En 2014, le Sénégal n’a toujours pas réussi à transformer son agriculture pour atteindre l’autosuffisance alimentaire. Le pays importe toujours la majorité de ses produits. Pourtant, tous les experts sont unanimes sur l’immense potentiel agricole du pays de la Téranga, notamment dans les domaines de la pêche, de l’élevage, de l’agriculture, notamment l’arachide… Conscient que l’agriculture peut être un levier de développement, l’Etat tente de redresser le secteur pour attirer les investisseurs.
A Dakar
Contrairement aux idées reçues, le Sénégal n’a pas que des ressources intellectuelles. Et ses ressources naturelles ne sont pas limitées. Elles sont en réalité immenses, mais n’ont jamais été exploitées. L’état de pauvreté de la Casamance, région pourtant la plus fertile du pays, qui devait être le grenier du Sénégal, reflète l’absence de vision politique pour développer l’agriculture. Alors qu’il a la capacité de nourrir seul sa population, au contraire, le pays importe toujours la majorité de ses denrées alimentaires : riz, huile. Ce n’est pourtant pas faute d’avoir tenté. L’ancien Premier ministre sénégalais Mamadou Dia, panafricaniste, avait pourtant compris l’enjeu de transformer l’agriculture pour permettre le développement. Mais il n’a jamais réussi à mettre sur pied ce projet. Lorsque le Président Senghor est arrivé au pouvoir après l’indépendance du pays en 1960, développer le secteur agricole n’était pas sa priorité, préférant axer sa politiquer sur l’Education.

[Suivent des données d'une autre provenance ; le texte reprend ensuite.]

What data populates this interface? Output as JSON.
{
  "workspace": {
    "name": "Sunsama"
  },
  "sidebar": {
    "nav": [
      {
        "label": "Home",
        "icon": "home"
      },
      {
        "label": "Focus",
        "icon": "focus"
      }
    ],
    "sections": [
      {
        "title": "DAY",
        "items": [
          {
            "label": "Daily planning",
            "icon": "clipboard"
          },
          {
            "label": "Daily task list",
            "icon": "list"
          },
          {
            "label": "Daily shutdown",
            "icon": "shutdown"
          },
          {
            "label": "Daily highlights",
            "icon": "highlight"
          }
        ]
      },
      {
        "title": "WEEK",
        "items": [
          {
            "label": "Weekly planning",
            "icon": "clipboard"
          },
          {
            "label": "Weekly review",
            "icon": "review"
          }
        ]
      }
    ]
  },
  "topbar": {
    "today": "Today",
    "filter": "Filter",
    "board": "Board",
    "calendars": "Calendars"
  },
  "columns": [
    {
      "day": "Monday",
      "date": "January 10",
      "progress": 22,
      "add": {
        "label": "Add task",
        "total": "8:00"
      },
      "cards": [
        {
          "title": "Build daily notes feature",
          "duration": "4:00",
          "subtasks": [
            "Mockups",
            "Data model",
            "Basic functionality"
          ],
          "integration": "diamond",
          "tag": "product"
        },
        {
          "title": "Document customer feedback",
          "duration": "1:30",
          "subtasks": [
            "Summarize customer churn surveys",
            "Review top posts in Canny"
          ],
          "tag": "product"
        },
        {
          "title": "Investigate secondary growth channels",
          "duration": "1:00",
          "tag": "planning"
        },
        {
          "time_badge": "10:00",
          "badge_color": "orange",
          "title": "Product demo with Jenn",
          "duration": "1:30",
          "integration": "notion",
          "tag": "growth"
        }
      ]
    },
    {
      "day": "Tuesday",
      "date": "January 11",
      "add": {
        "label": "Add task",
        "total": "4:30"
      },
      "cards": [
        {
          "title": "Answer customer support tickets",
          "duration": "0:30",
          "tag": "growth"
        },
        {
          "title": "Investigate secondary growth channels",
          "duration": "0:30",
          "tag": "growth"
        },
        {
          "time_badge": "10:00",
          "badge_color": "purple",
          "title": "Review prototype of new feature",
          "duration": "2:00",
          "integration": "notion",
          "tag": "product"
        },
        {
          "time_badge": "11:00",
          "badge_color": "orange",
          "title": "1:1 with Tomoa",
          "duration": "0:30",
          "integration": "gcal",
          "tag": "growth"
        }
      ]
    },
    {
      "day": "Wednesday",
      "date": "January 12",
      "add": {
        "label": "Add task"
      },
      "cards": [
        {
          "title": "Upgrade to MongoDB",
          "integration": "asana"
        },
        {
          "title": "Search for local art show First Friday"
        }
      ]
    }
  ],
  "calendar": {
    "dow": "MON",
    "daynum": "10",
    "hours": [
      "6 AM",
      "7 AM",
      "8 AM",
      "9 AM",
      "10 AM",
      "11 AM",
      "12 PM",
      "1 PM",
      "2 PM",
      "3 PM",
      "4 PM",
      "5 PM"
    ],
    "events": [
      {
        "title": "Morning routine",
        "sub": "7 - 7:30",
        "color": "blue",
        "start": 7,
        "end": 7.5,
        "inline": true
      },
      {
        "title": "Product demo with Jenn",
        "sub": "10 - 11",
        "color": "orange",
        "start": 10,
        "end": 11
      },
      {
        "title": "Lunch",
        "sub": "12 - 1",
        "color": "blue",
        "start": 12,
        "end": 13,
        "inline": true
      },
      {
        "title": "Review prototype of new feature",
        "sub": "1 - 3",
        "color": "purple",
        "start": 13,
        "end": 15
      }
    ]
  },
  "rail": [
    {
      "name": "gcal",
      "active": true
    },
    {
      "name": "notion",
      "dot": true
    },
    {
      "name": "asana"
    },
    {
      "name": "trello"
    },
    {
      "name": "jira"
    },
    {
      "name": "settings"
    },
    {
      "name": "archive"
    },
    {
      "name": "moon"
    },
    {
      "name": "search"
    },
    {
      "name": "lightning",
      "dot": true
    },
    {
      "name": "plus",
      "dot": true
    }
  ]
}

Aujourd’hui encore, l’agriculture sénégalaise, principalement familiale, demeure archaïque, fustige l’entrepreneur sénégalais Amadou Diokhané, rentré des Etats-Unis, pour investir dans le secteur, afin de contribuer au développement de son pays natal. Selon lui, les outils et techniques utilisés par les paysans ne permettent pas d’avoir les rendements attendus. Sans compter les difficultés qu’ils ont à conserver leurs produits, qu’ils doivent vendre dans la semaine pour éviter qu’ils ne pourrissent. La conservation des récoltes est un réel problème, il faut leur donner les moyens de faire face à ce défi, clame-t-il.
Pourtant, il y a une « disponibilité de ressources qui peuvent permettre de réaliser les conditions d’un décollage économique d’ici 2035 », estime de son côté, le professeur Abdou Salam Fall, directeur de Lartes. Selon ce dernier, « le Sénégal dispose de ressources minières, notamment de l’or dans la région de Kédougou, du fer, du phosphate à Matam, et des explorations sont en cours sur d’éventuelles ressources en gaz. Sans compter la qualité de notre élevage et des nos ressources forestières. Mais la forêt n’est pas aménagée pour qu’elle soit exploitée rationnellement. On ne tire pas profit de toutes ces ressources ».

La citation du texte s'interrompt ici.